Phase synchronization recovery in energy-compressed LWFA electron beams for free-electron lasers via undulator tapering

TL;DR

This paper demonstrates that undulator tapering can effectively restore phase synchronization and enhance FEL performance when using energy-compressed LWFA electron beams, despite their inherent energy spread and fluctuations.

Contribution

It introduces a method of using longitudinal undulator tapering to compensate for energy chirp-induced resonance mismatch in LWFA-driven FELs, improving power and spectral quality.

Findings

Tapered undulators restore electron-radiation phase synchronization.

Significant improvements in saturation power and spectral properties achieved.

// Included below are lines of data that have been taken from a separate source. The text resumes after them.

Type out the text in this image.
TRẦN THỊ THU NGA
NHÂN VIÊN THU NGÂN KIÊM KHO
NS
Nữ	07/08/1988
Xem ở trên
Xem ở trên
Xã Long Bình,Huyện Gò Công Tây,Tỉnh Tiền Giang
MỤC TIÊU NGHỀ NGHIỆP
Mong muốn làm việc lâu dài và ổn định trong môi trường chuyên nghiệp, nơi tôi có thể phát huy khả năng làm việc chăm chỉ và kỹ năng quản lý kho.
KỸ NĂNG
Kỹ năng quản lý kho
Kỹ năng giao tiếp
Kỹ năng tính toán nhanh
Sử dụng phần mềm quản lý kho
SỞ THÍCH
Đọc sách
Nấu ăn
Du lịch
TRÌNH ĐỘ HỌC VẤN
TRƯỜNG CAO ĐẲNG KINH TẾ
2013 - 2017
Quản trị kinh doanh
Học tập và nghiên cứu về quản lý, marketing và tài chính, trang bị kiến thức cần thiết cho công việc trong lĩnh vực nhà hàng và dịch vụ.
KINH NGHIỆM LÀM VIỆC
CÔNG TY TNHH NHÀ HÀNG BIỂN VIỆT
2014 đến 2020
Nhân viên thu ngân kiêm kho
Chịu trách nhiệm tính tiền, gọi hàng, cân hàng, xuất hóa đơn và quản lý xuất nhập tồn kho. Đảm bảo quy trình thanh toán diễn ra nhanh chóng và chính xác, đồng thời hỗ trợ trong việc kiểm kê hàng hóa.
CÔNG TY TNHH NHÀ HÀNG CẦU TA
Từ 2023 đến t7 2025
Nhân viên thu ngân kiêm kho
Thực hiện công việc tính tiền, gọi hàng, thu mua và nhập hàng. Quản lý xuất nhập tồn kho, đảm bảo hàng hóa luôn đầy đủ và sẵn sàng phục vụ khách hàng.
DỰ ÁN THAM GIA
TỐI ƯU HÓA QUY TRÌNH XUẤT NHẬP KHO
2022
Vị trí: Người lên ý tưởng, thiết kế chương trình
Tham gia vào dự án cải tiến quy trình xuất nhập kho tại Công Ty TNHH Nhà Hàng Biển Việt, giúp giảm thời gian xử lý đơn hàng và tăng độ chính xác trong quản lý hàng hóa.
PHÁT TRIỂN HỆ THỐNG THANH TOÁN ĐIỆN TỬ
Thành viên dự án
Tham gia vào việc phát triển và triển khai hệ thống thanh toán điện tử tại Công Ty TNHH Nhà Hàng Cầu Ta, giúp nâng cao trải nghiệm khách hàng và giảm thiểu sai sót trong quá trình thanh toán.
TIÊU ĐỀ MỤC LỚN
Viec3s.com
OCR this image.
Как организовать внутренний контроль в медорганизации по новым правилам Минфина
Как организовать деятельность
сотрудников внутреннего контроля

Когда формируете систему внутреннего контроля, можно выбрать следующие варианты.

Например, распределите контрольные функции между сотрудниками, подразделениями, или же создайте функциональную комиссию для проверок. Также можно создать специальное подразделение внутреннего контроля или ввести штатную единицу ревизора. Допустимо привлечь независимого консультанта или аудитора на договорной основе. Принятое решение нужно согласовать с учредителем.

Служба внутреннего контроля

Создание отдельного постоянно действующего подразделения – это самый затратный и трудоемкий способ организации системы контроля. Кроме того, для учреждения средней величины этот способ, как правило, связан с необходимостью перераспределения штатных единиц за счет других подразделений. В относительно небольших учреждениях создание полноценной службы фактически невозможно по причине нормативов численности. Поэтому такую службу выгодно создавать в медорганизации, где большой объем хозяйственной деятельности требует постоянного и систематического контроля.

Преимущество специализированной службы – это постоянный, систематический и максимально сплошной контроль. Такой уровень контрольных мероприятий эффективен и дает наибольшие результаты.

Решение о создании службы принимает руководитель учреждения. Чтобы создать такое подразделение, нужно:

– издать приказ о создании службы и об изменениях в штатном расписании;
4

Scheme remains effective despite shot-to-shot energy fluctuations.

Abstract

Laser wakefield accelerators (LWFAs) are attractive compact drivers for free-electron lasers (FELs) because they can generate femtosecond electron beams with high peak current over centimeter-scale acceleration distances. However, their relatively large energy spread remains a major obstacle to high-gain FEL operation. Although bunch energy compression can reduce the slice energy spread to a level suitable for FEL amplification, it also introduces a strong energy chirp. The energy chirp detunes the FEL resonance along the planar undulator, causing phase slippage between the electrons and the radiation field, reduced bunching efficiency, and degraded radiation power and spectral quality. Here we investigate a longitudinally tapered undulator for compensating the chirp-induced resonance mismatch in a self-amplified spontaneous-emission (SASE) FEL driven by an energy-compressed LWFA beam. Using three-dimensional unaveraged simulations, we show that an optimized taper profile restores electron-radiation phase synchronization and significantly improves both the saturation power and the spectral properties relative to the untapered case. We also assess the sensitivity of the scheme to shot-to-shot beam-energy fluctuations characteristic of LWFA operation. Our results show that undulator tapering is an effective method for mitigating chirp-induced performance degradation in compact plasma-based FELs.